Господам не было необходимости отвечать, им было достаточно того, что они не ослабляли хватки, и они попытались сдвинуть К. с места, но К. сопротивлялся. Я должен теперь не прилагать большие усилия, думал он, я должен теперь употребить все. Перед его мысленным взором промелькнули мухи, которые, разрывая себе лапки, рвались с липучки. Господам придется очень потрудиться.

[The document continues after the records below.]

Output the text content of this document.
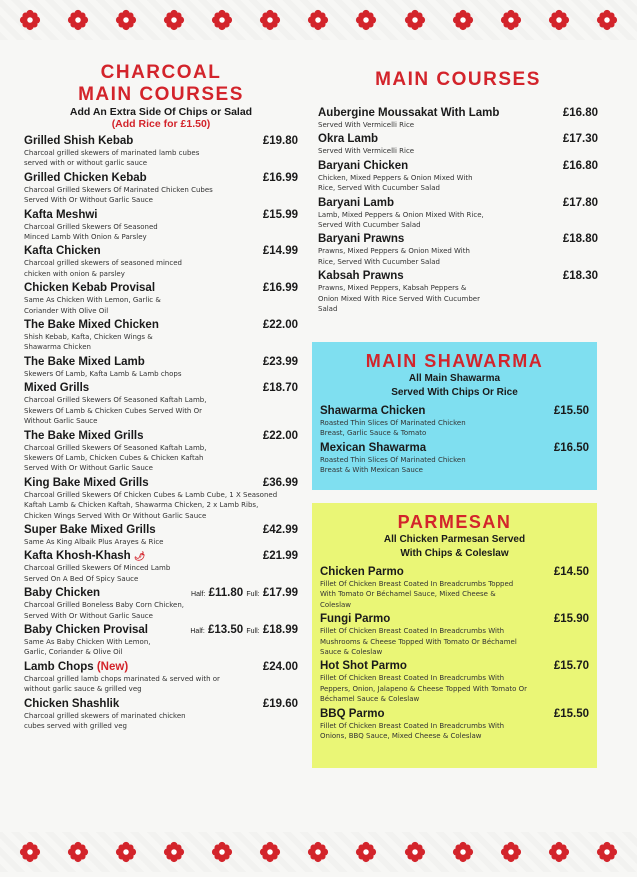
CHARCOAL
MAIN COURSES
Add An Extra Side Of Chips or Salad
(Add Rice for £1.50)
Grilled Shish Kebab	£19.80
Charcoal grilled skewers of marinated lamb cubes served with or without garlic sauce
Grilled Chicken Kebab	£16.99
Charcoal Grilled Skewers Of Marinated Chicken Cubes Served With Or Without Garlic Sauce
Kafta Meshwi	£15.99
Charcoal Grilled Skewers Of Seasoned Minced Lamb With Onion & Parsley
Kafta Chicken	£14.99
Charcoal grilled skewers of seasoned minced chicken with onion & parsley
Chicken Kebab Provisal	£16.99
Same As Chicken With Lemon, Garlic & Coriander With Olive Oil
The Bake Mixed Chicken	£22.00
Shish Kebab, Kafta, Chicken Wings & Shawarma Chicken
The Bake Mixed Lamb	£23.99
Skewers Of Lamb, Kafta Lamb & Lamb chops
Mixed Grills	£18.70
Charcoal Grilled Skewers Of Seasoned Kaftah Lamb, Skewers Of Lamb & Chicken Cubes Served With Or Without Garlic Sauce
The Bake Mixed Grills	£22.00
Charcoal Grilled Skewers Of Seasoned Kaftah Lamb, Skewers Of Lamb, Chicken Cubes & Chicken Kaftah Served With Or Without Garlic Sauce
King Bake Mixed Grills	£36.99
Charcoal Grilled Skewers Of Chicken Cubes & Lamb Cube, 1 X Seasoned Kaftah Lamb & Chicken Kaftah, Shawarma Chicken, 2 x Lamb Ribs, Chicken Wings Served With Or Without Garlic Sauce
Super Bake Mixed Grills	£42.99
Same As King Albaik Plus Arayes & Rice
Kafta Khosh-Khash 🌶	£21.99
Charcoal Grilled Skewers Of Minced Lamb Served On A Bed Of Spicy Sauce
Baby Chicken	Half: £11.80 Full: £17.99
Charcoal Grilled Boneless Baby Corn Chicken, Served With Or Without Garlic Sauce
Baby Chicken Provisal	Half: £13.50 Full: £18.99
Same As Baby Chicken With Lemon, Garlic, Coriander & Olive Oil
Lamb Chops (New)	£24.00
Charcoal grilled lamb chops marinated & served with or without garlic sauce & grilled veg
Chicken Shashlik	£19.60
Charcoal grilled skewers of marinated chicken cubes served with grilled veg
MAIN COURSES
Aubergine Moussakat With Lamb	£16.80
Served With Vermicelli Rice
Okra Lamb	£17.30
Served With Vermicelli Rice
Baryani Chicken	£16.80
Chicken, Mixed Peppers & Onion Mixed With Rice, Served With Cucumber Salad
Baryani Lamb	£17.80
Lamb, Mixed Peppers & Onion Mixed With Rice, Served With Cucumber Salad
Baryani Prawns	£18.80
Prawns, Mixed Peppers & Onion Mixed With Rice, Served With Cucumber Salad
Kabsah Prawns	£18.30
Prawns, Mixed Peppers, Kabsah Peppers & Onion Mixed With Rice Served With Cucumber Salad
MAIN SHAWARMA
All Main Shawarma
Served With Chips Or Rice
Shawarma Chicken	£15.50
Roasted Thin Slices Of Marinated Chicken Breast, Garlic Sauce & Tomato
Mexican Shawarma	£16.50
Roasted Thin Slices Of Marinated Chicken Breast & With Mexican Sauce
PARMESAN
All Chicken Parmesan Served
With Chips & Coleslaw
Chicken Parmo	£14.50
Fillet Of Chicken Breast Coated In Breadcrumbs Topped With Tomato Or Béchamel Sauce, Mixed Cheese & Coleslaw
Fungi Parmo	£15.90
Fillet Of Chicken Breast Coated In Breadcrumbs With Mushrooms & Cheese Topped With Tomato Or Béchamel Sauce & Coleslaw
Hot Shot Parmo	£15.70
Fillet Of Chicken Breast Coated In Breadcrumbs With Peppers, Onion, Jalapeno & Cheese Topped With Tomato Or Béchamel Sauce & Coleslaw
BBQ Parmo	£15.50
Fillet Of Chicken Breast Coated In Breadcrumbs With Onions, BBQ Sauce, Mixed Cheese & Coleslaw
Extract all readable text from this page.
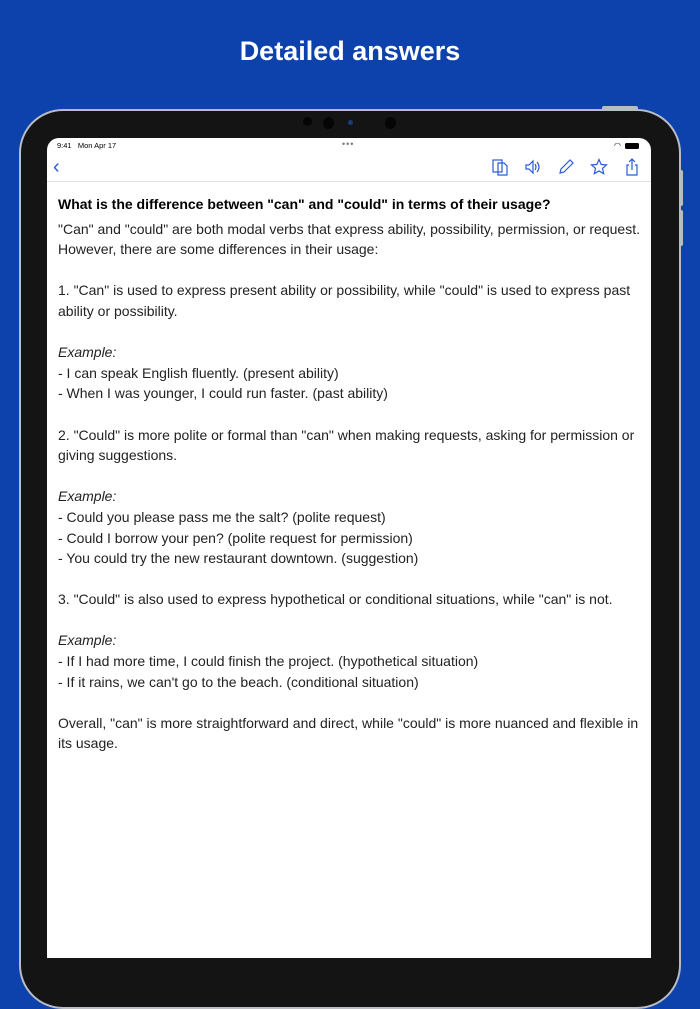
Detailed answers
9:41 Mon Apr 17	•••	◠
‹
What is the difference between "can" and "could" in terms of their usage?

"Can" and "could" are both modal verbs that express ability, possibility, permission, or request. However, there are some differences in their usage:

1. "Can" is used to express present ability or possibility, while "could" is used to express past ability or possibility.

Example:
- I can speak English fluently. (present ability)
- When I was younger, I could run faster. (past ability)

2. "Could" is more polite or formal than "can" when making requests, asking for permission or giving suggestions.

Example:
- Could you please pass me the salt? (polite request)
- Could I borrow your pen? (polite request for permission)
- You could try the new restaurant downtown. (suggestion)

3. "Could" is also used to express hypothetical or conditional situations, while "can" is not.

Example:
- If I had more time, I could finish the project. (hypothetical situation)
- If it rains, we can't go to the beach. (conditional situation)

Overall, "can" is more straightforward and direct, while "could" is more nuanced and flexible in its usage.
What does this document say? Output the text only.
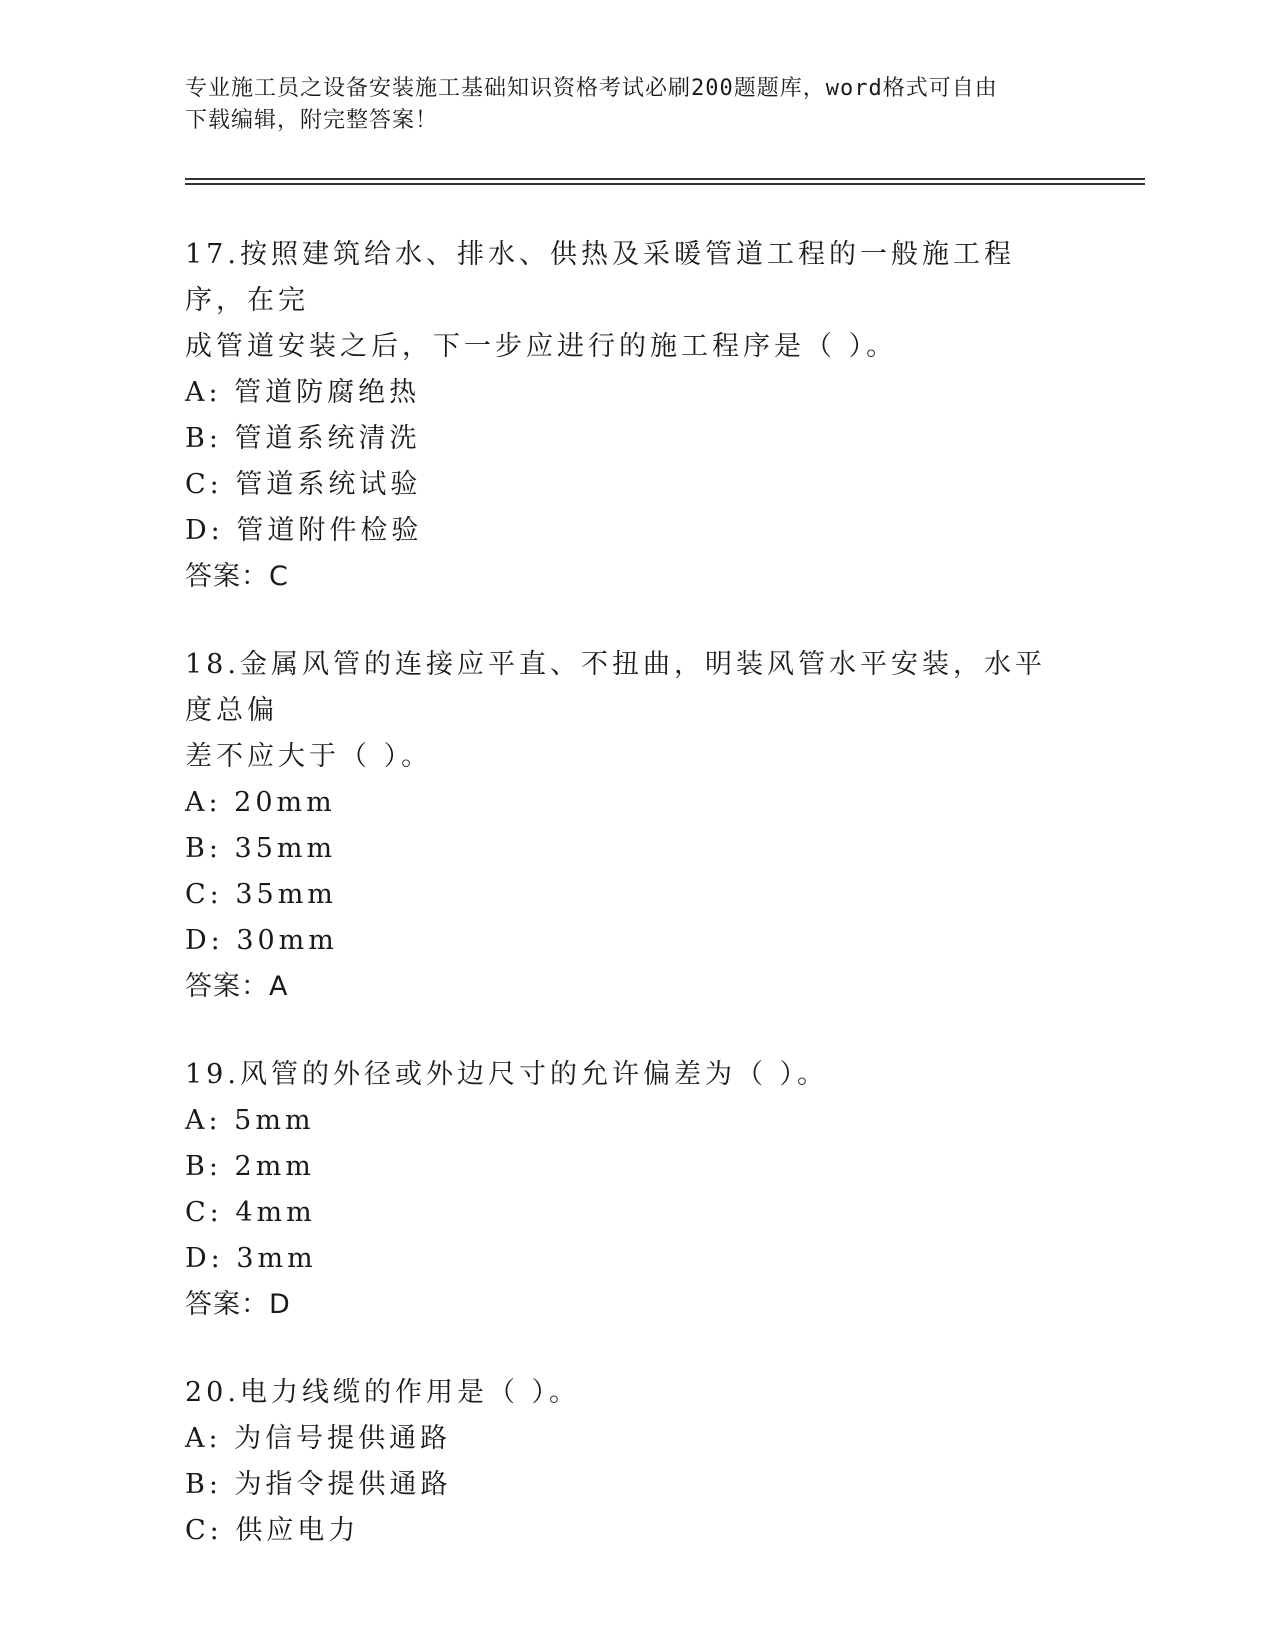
专业施工员之设备安装施工基础知识资格考试必刷200题题库，word格式可自由
下载编辑，附完整答案！

17.按照建筑给水、排水、供热及采暖管道工程的一般施工程序，在完

成管道安装之后，下一步应进行的施工程序是（ ）。

A: 管道防腐绝热

B: 管道系统清洗

C: 管道系统试验

D: 管道附件检验

答案：C

18.金属风管的连接应平直、不扭曲，明装风管水平安装，水平度总偏

差不应大于（ ）。

A: 20mm

B: 35mm

C: 35mm

D: 30mm

答案：A

19.风管的外径或外边尺寸的允许偏差为（ ）。

A: 5mm

B: 2mm

C: 4mm

D: 3mm

答案：D

20.电力线缆的作用是（ ）。

A: 为信号提供通路

B: 为指令提供通路

C: 供应电力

В этот момент перед ними возникла, поднявшись по маленькой лестнице с улочки, лежавшей ниже уровня площади, фрейлейн Бюрстнер. Полной уверенности в том, что это она, не было, однако сходство было велико. Но К. было даже не важно, точно ли это была фрейлейн Бюрстнер, просто до его сознания как-то вдруг дошла вся бесцельность этого его сопротивления. Не было ничего героического в том, что он сопротивлялся, в том, что создавал теперь этим господам трудности, в том, что пытался теперь в этой самозащите последний раз ощутить вкус жизни. Он пошел с ними, и что-то от той радости, которую он им этим доставил, перешло и на него самого. Они теперь соглашались с тем, что он выбирал направление движения, и он выбирал тот путь, которым шла эта фрейлейн впереди — не потому, что хотел ее догнать, и даже не потому, что хотел видеть ее как можно дольше, а просто чтобы не забыть то напоминание, которым она для него явилась. Единственное, что я могу теперь сделать, сказал он себе, и его шаги в ногу с шагами этих двоих подтвердили его мысли, — единственное, что я могу теперь сделать, это до конца сохранить спокойно анализирующий рассудок. Я всегда хотел запускать в мир двадцать рук, и к тому же с целью, которую нельзя одобрить. Это было неправильно. Так что же, теперь я покажу, что даже годичный процесс меня ничему не научил? И уйду как человек, который ничего не понял? И обо мне потом смогут сказать, что в начале процесса я хотел его закончить, а теперь, в его финале, хотел начать его сначала? Я не хочу, чтобы так говорили. Я благодарен за то, что в этот путь мне дали этих полунемых, неотзывчивых господ, и за то, что сказать все необходимые слова предоставили мне самому.